Edenilson Andrade dos Santos, 32 anos, nascido e criado em Porto Alegre, mais precisamente na Vila dos Ferroviários, no Humaitá, precisa desde já receber o título de jogador do ano no Brasil. Não pelo que faz em campo, embora faça muito. Mas pelo que fez.
Na terça-feira, Edenilson, em um gesto, pegou a nossa sociedade pelos ombros, sacudiu-a e a obrigou a se perfilar para esta cruzada contra o racismo e todo o tipo de preconceito. Ao tirar a camisa do Inter e mostrar a sua cor, ele fez algo que vale mais do que imagens e palavras. Edenilson gritou com a pele. Sem fazer barulho, mas ribombando na nossa consciência. Podem ter certeza, ninguém ficou indiferente ao ver aquela comemoração no primeiro gol do 2 a 0 no Independiente Medellín.

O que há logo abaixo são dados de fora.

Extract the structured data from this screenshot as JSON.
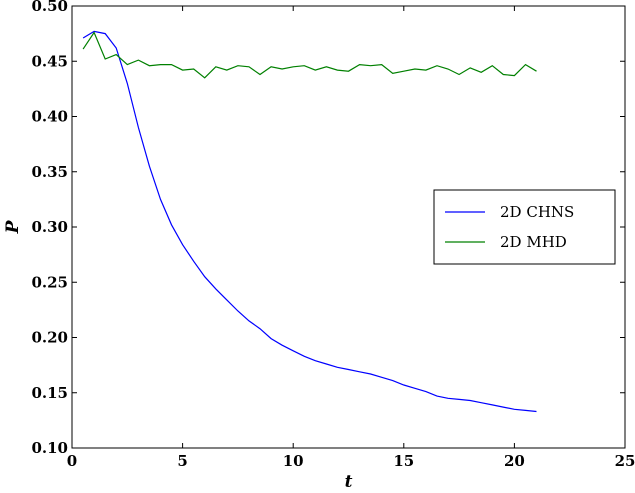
{
  "chart_data": {
    "type": "line",
    "title": "",
    "xlabel": "t",
    "ylabel": "P",
    "xlim": [
      0,
      25
    ],
    "ylim": [
      0.1,
      0.5
    ],
    "xticks": [
      "0",
      "5",
      "10",
      "15",
      "20",
      "25"
    ],
    "yticks": [
      "0.10",
      "0.15",
      "0.20",
      "0.25",
      "0.30",
      "0.35",
      "0.40",
      "0.45",
      "0.50"
    ],
    "grid": false,
    "legend_position": "center-right",
    "series": [
      {
        "name": "2D CHNS",
        "color": "#0000ff",
        "x": [
          0.5,
          1.0,
          1.5,
          2.0,
          2.5,
          3.0,
          3.5,
          4.0,
          4.5,
          5.0,
          5.5,
          6.0,
          6.5,
          7.0,
          7.5,
          8.0,
          8.5,
          9.0,
          9.5,
          10.0,
          10.5,
          11.0,
          11.5,
          12.0,
          12.5,
          13.0,
          13.5,
          14.0,
          14.5,
          15.0,
          15.5,
          16.0,
          16.5,
          17.0,
          17.5,
          18.0,
          18.5,
          19.0,
          19.5,
          20.0,
          20.5,
          21.0
        ],
        "y": [
          0.471,
          0.477,
          0.475,
          0.462,
          0.43,
          0.39,
          0.355,
          0.325,
          0.302,
          0.284,
          0.269,
          0.255,
          0.244,
          0.234,
          0.224,
          0.215,
          0.208,
          0.199,
          0.193,
          0.188,
          0.183,
          0.179,
          0.176,
          0.173,
          0.171,
          0.169,
          0.167,
          0.164,
          0.161,
          0.157,
          0.154,
          0.151,
          0.147,
          0.145,
          0.144,
          0.143,
          0.141,
          0.139,
          0.137,
          0.135,
          0.134,
          0.133
        ]
      },
      {
        "name": "2D MHD",
        "color": "#008000",
        "x": [
          0.5,
          1.0,
          1.5,
          2.0,
          2.5,
          3.0,
          3.5,
          4.0,
          4.5,
          5.0,
          5.5,
          6.0,
          6.5,
          7.0,
          7.5,
          8.0,
          8.5,
          9.0,
          9.5,
          10.0,
          10.5,
          11.0,
          11.5,
          12.0,
          12.5,
          13.0,
          13.5,
          14.0,
          14.5,
          15.0,
          15.5,
          16.0,
          16.5,
          17.0,
          17.5,
          18.0,
          18.5,
          19.0,
          19.5,
          20.0,
          20.5,
          21.0
        ],
        "y": [
          0.461,
          0.476,
          0.452,
          0.456,
          0.447,
          0.451,
          0.446,
          0.447,
          0.447,
          0.442,
          0.443,
          0.435,
          0.445,
          0.442,
          0.446,
          0.445,
          0.438,
          0.445,
          0.443,
          0.445,
          0.446,
          0.442,
          0.445,
          0.442,
          0.441,
          0.447,
          0.446,
          0.447,
          0.439,
          0.441,
          0.443,
          0.442,
          0.446,
          0.443,
          0.438,
          0.444,
          0.44,
          0.446,
          0.438,
          0.437,
          0.447,
          0.441
        ]
      }
    ]
  }
}
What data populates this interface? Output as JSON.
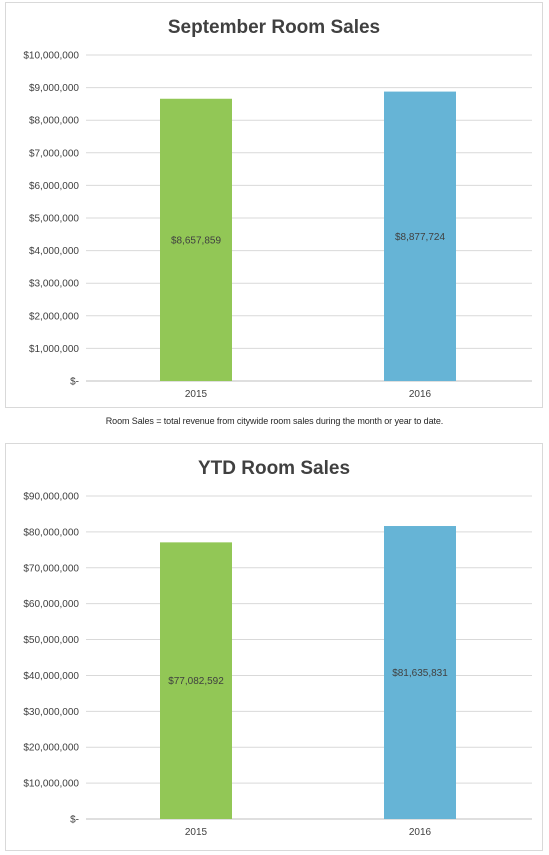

Confesso que, com mais de duas décadas de jornalismo esportivo, eu nunca tinha visto um jogador que fez os dois gols de uma vitória, um deles lindíssimo e com o pé trocado, sair de campo como o craque por outra razão que não fosse futebolística. Isso dá uma noção do tamanho da atitude de Edenilson naquela terça-feira fria e assustadora em Porto Alegre, em que quase todo mundo se refugiou em casa por medo da tempestade Yakecan.
Edenilson era o personagem daquela noite. Menos de 72 horas antes, havia denunciado o lateral-direito Rafael Ramos, do Corinthians, por injúria racial. “Foda-se, macaco”, ouviu ao disputar um lance com o adversário.
Não se calou. Parou o jogo, discutiu, cobrou, contou para quem estava no campo e fora dele o que tinha escutado. E aqui começa o momento que começa a construir o Edenilson jogador do ano. Ele não silenciou. Foi adiante, exigiu Justiça. Porque racismo é crime. E crime precisa ser tratado na esfera judicial.
O episódio de sábado é só mais um numa estatística triste de um Brasil racista. Parece mentira, mas o país no qual 54% da população é negra convive com naturalidade com a discriminação e o preconceito racial. Nem percebe. O caso Edenilson ganhou manchetes porque foi no campo de jogo do principal campeonato de futebol do país. Porque os envolvidos são jogadores famosos um deles da Seleção Brasileira. Porque as câmeras flagraram e mostraram em tempo real.
Uma pena não termos sempre essas câmeras para mostrar as outras facetas do racismo. Essa, do chamar de macaco, é só a mais berrante. No big brother da vida real, ele aparece das formas mais triviais – e mais agudas do que você imagina. É o racismo estrutural, resultado de uma sociedade ainda injusta e que, 134 anos depois da abolição da escravatura, ainda conserva fortes traços coloniais e distingue oportunidades. Há um abismo social no Brasil que impede uma real igualdade de raças e um olhar mais horizontal entre classes.
O caminho para nos tornarmos um país em que se ignore os matizes ainda é longo. Passa por aposta massiva em educação, em investimento pesado na escola pública capaz de torná-la de qualidade e, o principal, acessível a todos. Começa neste ponto a igualdade de oportunidades. A base é construída na sala de aula, por professores capacitados e bem remunerados. Se todos tiverem acesso a eles, tenho certeza de que, ali na frente, cruzarão juntos a linha de chegada. Sem distinguir cor e raça, afinal, dividiram o mesmo mundo desde a infância, aquela fase da vida em que se semeia em terra fértil.
Enquanto esse sonho da igualdade não chega, vamos tentando construir uma sociedade sem preconceito colocando o dedo na consciência dela. Como fez Edenilson na terça-feira fria de maio. Ao mostrar a cor da pele, ele grita para todos que somos iguais em cores diferentes.
O bom seria que não precisássemos de heróis como Edenilson. Mas, infelizmente, os casos de racismo se repetem, e esses heróis são fundamentais nessa cruzada. Segundo o Observartório da Discriminação Racial no Futebol, só em 2022 tivemos 31 casos nos nossos gramados. É um número assustador. Por isso, não devemos silenciar. É preciso gritar. Mesmo que o grito seja com a pele, como fez Edenilson.